The KDE project has made the call.
Well folks, it’s the beginning of a new era: after nearly three decades of KDE desktop environments running on X11, the future KDE Plasma 6.8 release will be Wayland-exclusive! Support for X11 applications will be fully entrusted to Xwayland, and the Plasma X11 session will no longer be included.
↫ The Plasma Team
They’re following in the footsteps of the GNOME project, who will also be leaving the legacy windowing system behind. What this means in practice is that official KDE X11 support will cease once KDE Plasma 6.7 is no longer supported, which should be somewhere early 2026. Do note that the KDE developers intend to release a few extra bugfix releases in the 6.7 release cycle to stabilise the X11 session as much as possible for those people who are going to stick with KDE Plasma 6.7 to keep X11 around.
For people who wish to keep using X11 after that point, the KDE project advises them to switch to LTS distributions like Alma Linux, which intend to keep supporting Plasma X11 until 2032. Xwayland will handle virtually all X11 applications running inside the Wayland session, including X11 forwarding, with similar functionality implemented in Wayland through Waypipe. Also note that this only applies to Plasma as a whole; KDE applications will continue to support X11 when run in other desktop environments or on other platforms.
As for platforms other than Linux – FreeBSD already has relatively robust Wayland support, so if you intend to run KDE on FreeBSD in the near future, you’ll have to move over to Wayland there, as well. The other BSD variants are also dabbling with Wayland support, so it won’t be long before they, too, will be able to run the KDE Plasma Wayland session without any issues.
What this means is that the two desktop environments that probably make up like 95% of the desktop Linux user base will now be focusing exclusively on Wayland, which is great news. X11 is a legacy platform and aside from retrocomputing and artisanal, boutique setups, you simply shouldn’t be using it anymore. Less popular desktop environments like Xfce, Cinnamon, Budgie, and LXQt are also adding Wayland support, so it won’t be much longer before virtually no new desktop Linux installations will be using X11.
One X down, one more to go.

>”For most users, this will have no immediate impact. The vast majority of our users are already using the Wayland session”
Great to read this line. Because I expect that at least a few people will respond like always that Wayland is “not ready” or even that nobody is going to use it and that we should all just continue with Xorg. Like GNOME, the reason that KDE can drop X is because few of their users rely on it anymore.
It is really good to see that FreeBSD will be moving to Wayland as well (at least for Plasma). GNOME is making that a lot harder, not because of Wayland but because of Systemd.

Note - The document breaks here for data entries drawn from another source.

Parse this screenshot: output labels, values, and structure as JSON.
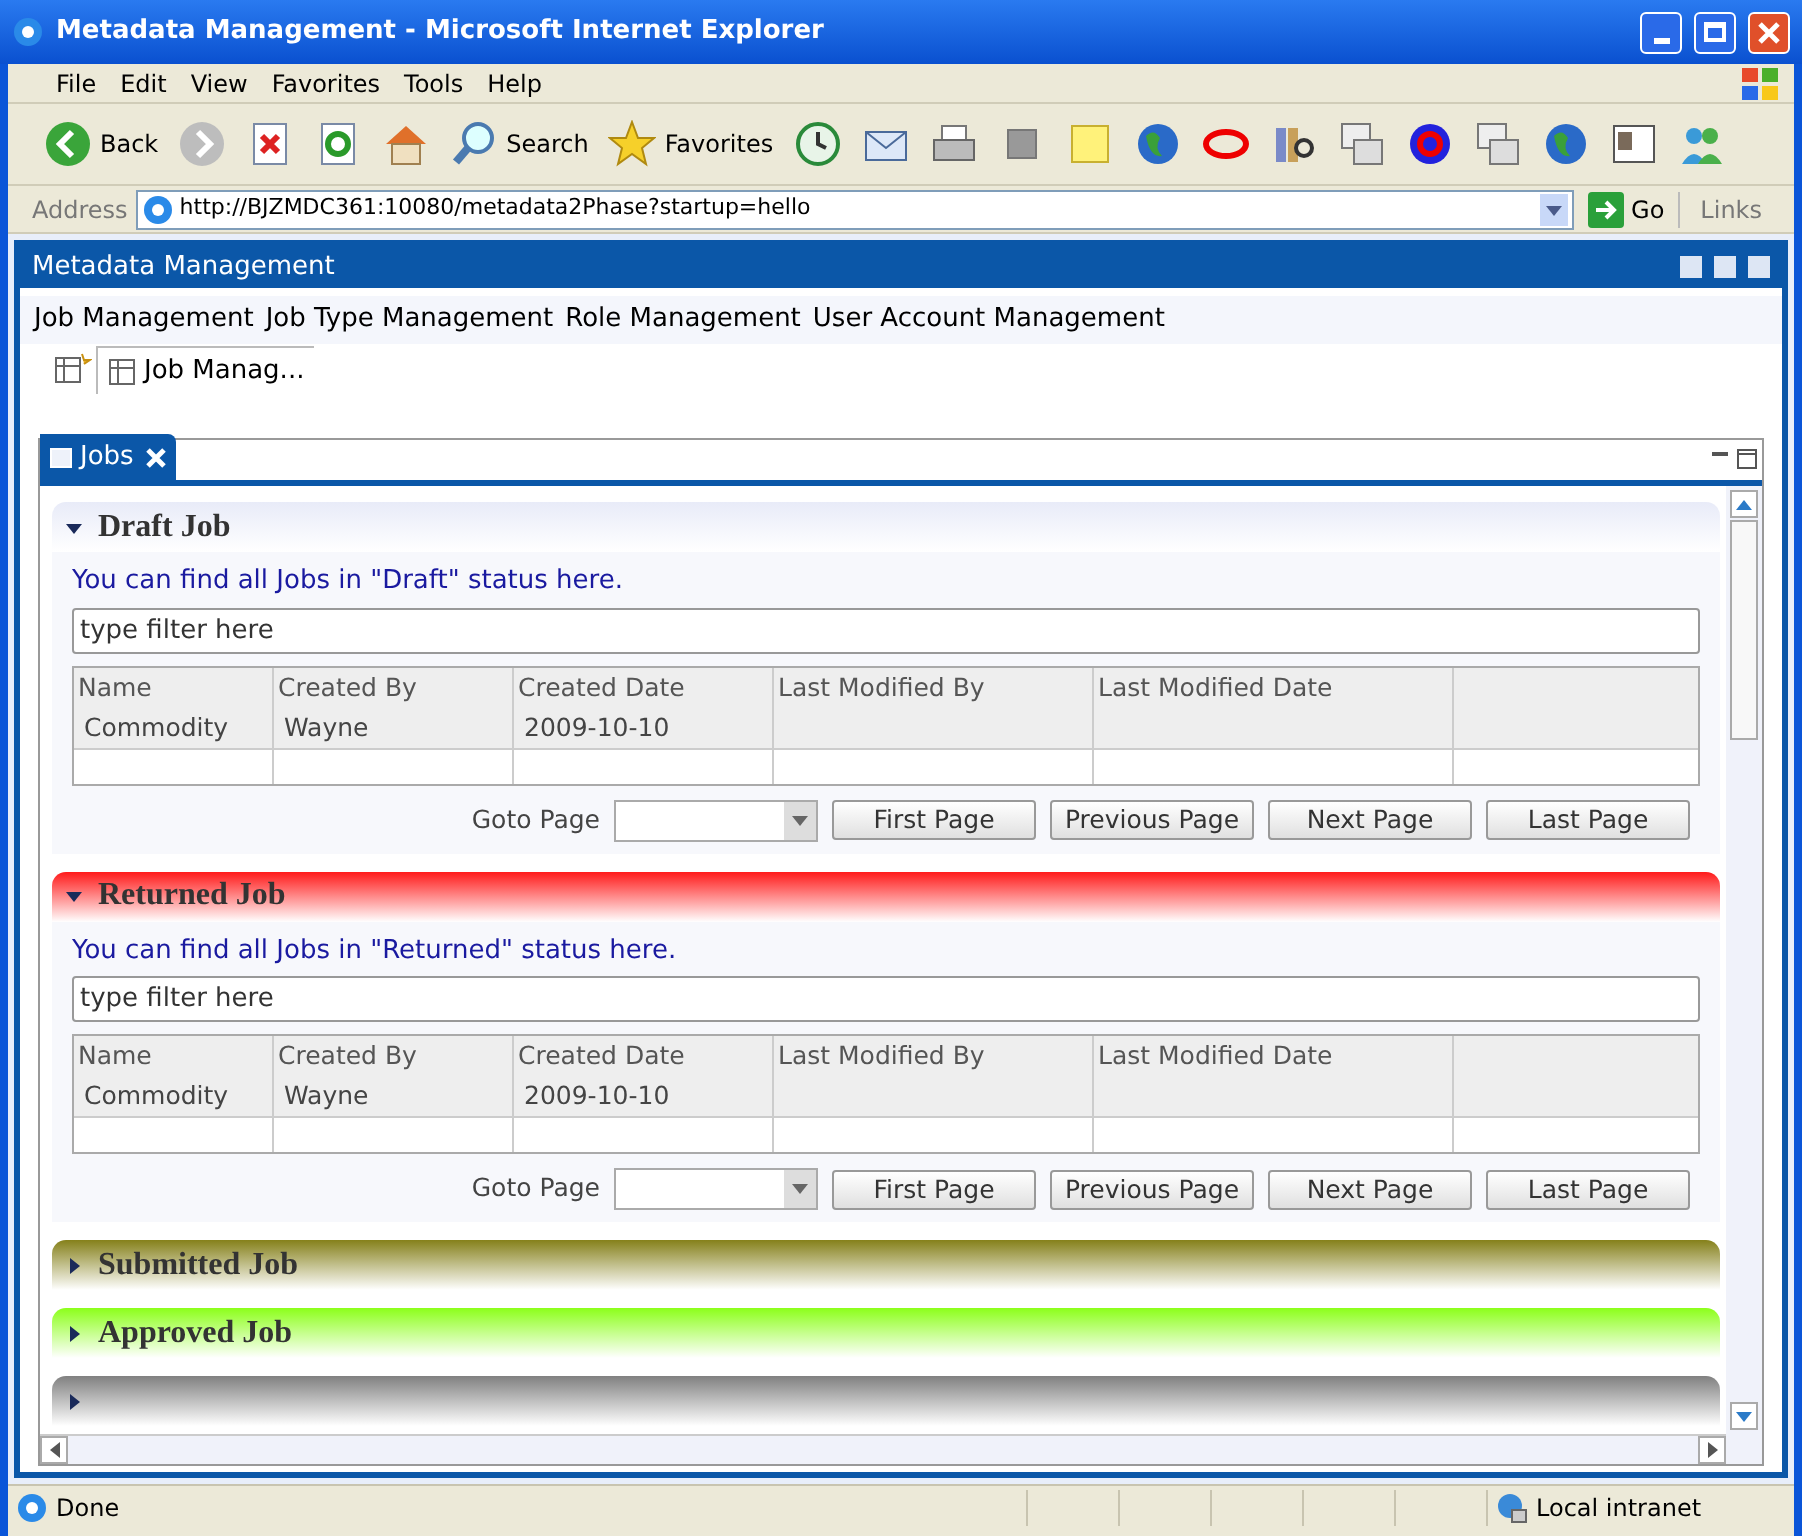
{
  "window": {
    "title": "Metadata Management - Microsoft Internet Explorer"
  },
  "menu": [
    "File",
    "Edit",
    "View",
    "Favorites",
    "Tools",
    "Help"
  ],
  "toolbar": [
    {
      "kind": "back",
      "label": "Back"
    },
    {
      "kind": "forward"
    },
    {
      "kind": "stop"
    },
    {
      "kind": "refresh"
    },
    {
      "kind": "home"
    },
    {
      "kind": "search",
      "label": "Search"
    },
    {
      "kind": "favorites",
      "label": "Favorites"
    },
    {
      "kind": "history"
    },
    {
      "kind": "mail"
    },
    {
      "kind": "print"
    },
    {
      "kind": "edit"
    },
    {
      "kind": "note"
    },
    {
      "kind": "globe"
    },
    {
      "kind": "ring"
    },
    {
      "kind": "books"
    },
    {
      "kind": "sort"
    },
    {
      "kind": "letter"
    },
    {
      "kind": "sort"
    },
    {
      "kind": "globe"
    },
    {
      "kind": "card"
    },
    {
      "kind": "people"
    }
  ],
  "address": {
    "label": "Address",
    "url": "http://BJZMDC361:10080/metadata2Phase?startup=hello",
    "go": "Go",
    "links": "Links"
  },
  "app": {
    "title": "Metadata Management",
    "nav": [
      "Job Management",
      "Job Type Management",
      "Role Management",
      "User Account Management"
    ],
    "page_tab": "Job Manag...",
    "panel_tab": "Jobs",
    "sections": [
      {
        "title": "Draft Job",
        "color": "#e8ebf8",
        "expanded": true,
        "description": "You can find all Jobs in \"Draft\" status here.",
        "filter_placeholder": "type filter here",
        "columns": [
          "Name",
          "Created By",
          "Created Date",
          "Last Modified By",
          "Last Modified Date"
        ],
        "rows": [
          [
            "Commodity",
            "Wayne",
            "2009-10-10",
            "",
            ""
          ]
        ],
        "goto": "Goto Page",
        "buttons": [
          "First Page",
          "Previous Page",
          "Next Page",
          "Last Page"
        ]
      },
      {
        "title": "Returned Job",
        "color": "#ff1a1a",
        "expanded": true,
        "description": "You can find all Jobs in \"Returned\" status here.",
        "filter_placeholder": "type filter here",
        "columns": [
          "Name",
          "Created By",
          "Created Date",
          "Last Modified By",
          "Last Modified Date"
        ],
        "rows": [
          [
            "Commodity",
            "Wayne",
            "2009-10-10",
            "",
            ""
          ]
        ],
        "goto": "Goto Page",
        "buttons": [
          "First Page",
          "Previous Page",
          "Next Page",
          "Last Page"
        ]
      },
      {
        "title": "Submitted Job",
        "color": "#85801a",
        "expanded": false
      },
      {
        "title": "Approved Job",
        "color": "#8cff1a",
        "expanded": false
      },
      {
        "color": "#808080",
        "expanded": false
      }
    ]
  },
  "status_bar": {
    "text": "Done",
    "zone": "Local intranet"
  }
}
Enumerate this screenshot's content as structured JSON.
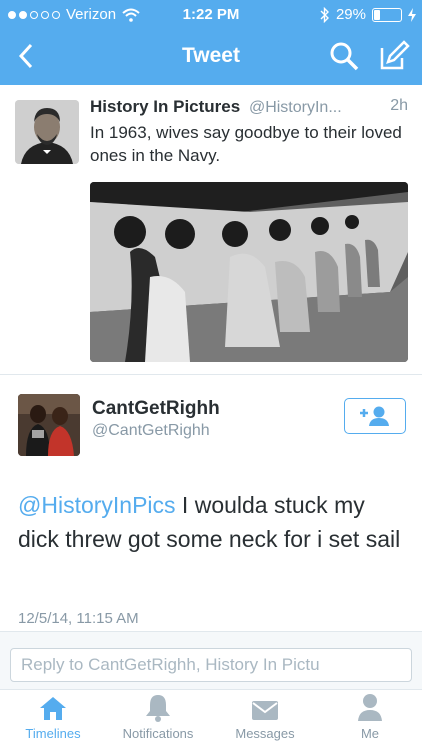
{
  "status_bar": {
    "carrier": "Verizon",
    "time": "1:22 PM",
    "battery": "29%",
    "battery_level": 0.29
  },
  "nav": {
    "title": "Tweet",
    "back_icon": "chevron-left-icon",
    "search_icon": "search-icon",
    "compose_icon": "compose-icon"
  },
  "parent_tweet": {
    "name": "History In Pictures",
    "handle": "@HistoryIn...",
    "time": "2h",
    "text": "In 1963, wives say goodbye to their loved ones in the Navy."
  },
  "main_tweet": {
    "name": "CantGetRighh",
    "handle": "@CantGetRighh",
    "mention": "@HistoryInPics",
    "text": " I woulda stuck my dick threw got some neck for i set sail",
    "date": "12/5/14, 11:15 AM",
    "follow_icon": "add-user-icon"
  },
  "reply": {
    "placeholder": "Reply to CantGetRighh, History In Pictu"
  },
  "tabs": [
    {
      "label": "Timelines",
      "icon": "home-icon",
      "active": true
    },
    {
      "label": "Notifications",
      "icon": "bell-icon",
      "active": false
    },
    {
      "label": "Messages",
      "icon": "envelope-icon",
      "active": false
    },
    {
      "label": "Me",
      "icon": "person-icon",
      "active": false
    }
  ],
  "colors": {
    "brand": "#55acee",
    "text": "#292f33",
    "muted": "#8899a6"
  }
}
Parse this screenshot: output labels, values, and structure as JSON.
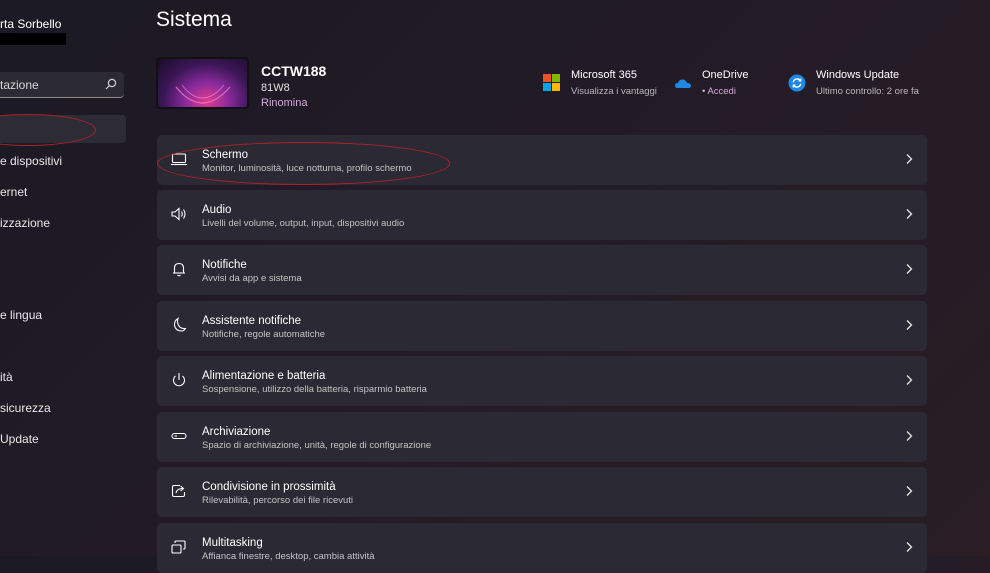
{
  "sidebar": {
    "user_name": "rta Sorbello",
    "search_placeholder": "tazione",
    "items": [
      {
        "label": "e dispositivi"
      },
      {
        "label": "ernet"
      },
      {
        "label": "izzazione"
      },
      {
        "label": "e lingua"
      },
      {
        "label": "ità"
      },
      {
        "label": "sicurezza"
      },
      {
        "label": "Update"
      }
    ]
  },
  "page": {
    "title": "Sistema"
  },
  "device": {
    "name": "CCTW188",
    "model": "81W8",
    "rename_label": "Rinomina"
  },
  "quick_links": [
    {
      "title": "Microsoft 365",
      "subtitle": "Visualizza i vantaggi",
      "icon": "microsoft-365-icon"
    },
    {
      "title": "OneDrive",
      "subtitle": "• Accedi",
      "icon": "onedrive-icon"
    },
    {
      "title": "Windows Update",
      "subtitle": "Ultimo controllo: 2 ore fa",
      "icon": "windows-update-icon"
    }
  ],
  "settings": [
    {
      "title": "Schermo",
      "subtitle": "Monitor, luminosità, luce notturna, profilo schermo",
      "icon": "monitor-icon"
    },
    {
      "title": "Audio",
      "subtitle": "Livelli del volume, output, input, dispositivi audio",
      "icon": "speaker-icon"
    },
    {
      "title": "Notifiche",
      "subtitle": "Avvisi da app e sistema",
      "icon": "bell-icon"
    },
    {
      "title": "Assistente notifiche",
      "subtitle": "Notifiche, regole automatiche",
      "icon": "moon-icon"
    },
    {
      "title": "Alimentazione e batteria",
      "subtitle": "Sospensione, utilizzo della batteria, risparmio batteria",
      "icon": "power-icon"
    },
    {
      "title": "Archiviazione",
      "subtitle": "Spazio di archiviazione, unità, regole di configurazione",
      "icon": "storage-icon"
    },
    {
      "title": "Condivisione in prossimità",
      "subtitle": "Rilevabilità, percorso dei file ricevuti",
      "icon": "share-icon"
    },
    {
      "title": "Multitasking",
      "subtitle": "Affianca finestre, desktop, cambia attività",
      "icon": "multitasking-icon"
    }
  ],
  "colors": {
    "accent": "#d9a6e2",
    "annotation": "#b0202c",
    "card": "#2b2933"
  }
}
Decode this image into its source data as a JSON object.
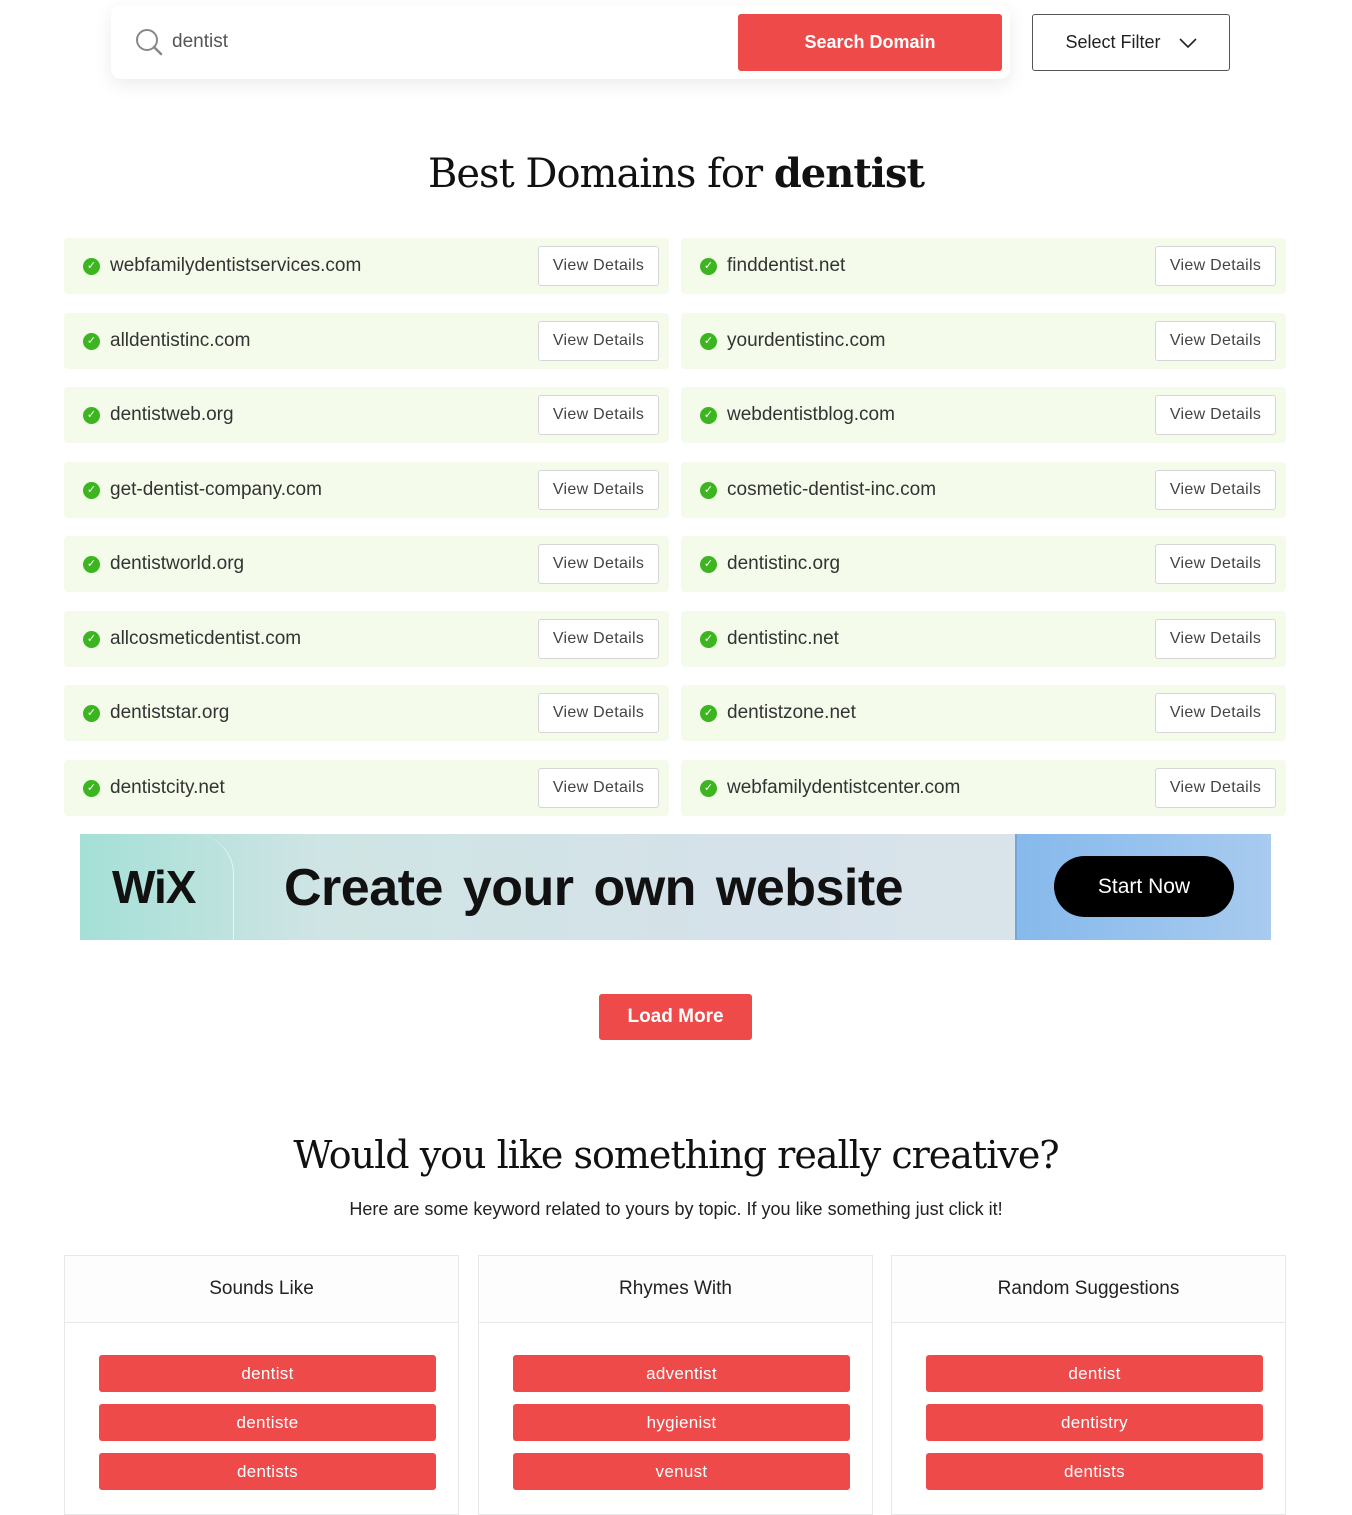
{
  "search": {
    "value": "dentist",
    "button": "Search Domain",
    "filter": "Select Filter"
  },
  "title": {
    "prefix": "Best Domains for",
    "keyword": "dentist"
  },
  "view_label": "View Details",
  "domains": [
    "webfamilydentistservices.com",
    "finddentist.net",
    "alldentistinc.com",
    "yourdentistinc.com",
    "dentistweb.org",
    "webdentistblog.com",
    "get-dentist-company.com",
    "cosmetic-dentist-inc.com",
    "dentistworld.org",
    "dentistinc.org",
    "allcosmeticdentist.com",
    "dentistinc.net",
    "dentiststar.org",
    "dentistzone.net",
    "dentistcity.net",
    "webfamilydentistcenter.com"
  ],
  "ad": {
    "logo": "WiX",
    "text": "Create your own  website",
    "cta": "Start Now"
  },
  "load_more": "Load More",
  "creative": {
    "title": "Would you like something really creative?",
    "subtitle": "Here are some keyword related to yours by topic. If you like something just click it!"
  },
  "cards": [
    {
      "title": "Sounds Like",
      "items": [
        "dentist",
        "dentiste",
        "dentists"
      ]
    },
    {
      "title": "Rhymes With",
      "items": [
        "adventist",
        "hygienist",
        "venust"
      ]
    },
    {
      "title": "Random Suggestions",
      "items": [
        "dentist",
        "dentistry",
        "dentists"
      ]
    }
  ],
  "colors": {
    "accent": "#ef4a4a",
    "row_bg": "#f4fbea",
    "check": "#3cb521"
  }
}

As somebody that is typing on Plasma Wayland right now, I cannot wait to hear more about all these great features that they think going Wayland only will unlock. Good stuff I hope.
GNOME and Plasma are not 95% of desktop Linux users but they must be at least two-thirds. There are probably 10-15% of desktop users on either Cinnamon or XFCE so Xorg is not heading into the sunset quite yet. Cinnamon is still X11 by default and may be for most of 2026. XFCE is an interesting place where some distros ship it Wayland only (like SUSE) but most XFCE desktops are X11 as there is still no “native” XFCE4 compositor (XFWM4 itself has not been ported). Most of what is left will be old school window managers. Hyprland, Niri, and Sway have pulled many tiling fans over to Wayland but the dozens of other X11 window managers still represent a few percent of desktop users. A wildcard for 2026 will be how popular COSMIC becomes (Wayland only).
GNOME and Plasma dropping X11 is a big symbolic milestone to be sure but as the first sentence quoted above says, that moment will not actually be that eventful. At least 70% and probably 80% of desktop Linux users are already on Wayland and not going back.
Linux makes me constantly think of jurassic park:
“John, we have all the problems of a major theme park and a major zoo.”
Pulling X has made since for years. Pushing a compatibility layer makes sense. But why did we wait 2 decades? Why do we ever wait so long for everything?
Btw wayland is nice. A bit more memory footprint. Feels snappy, tho.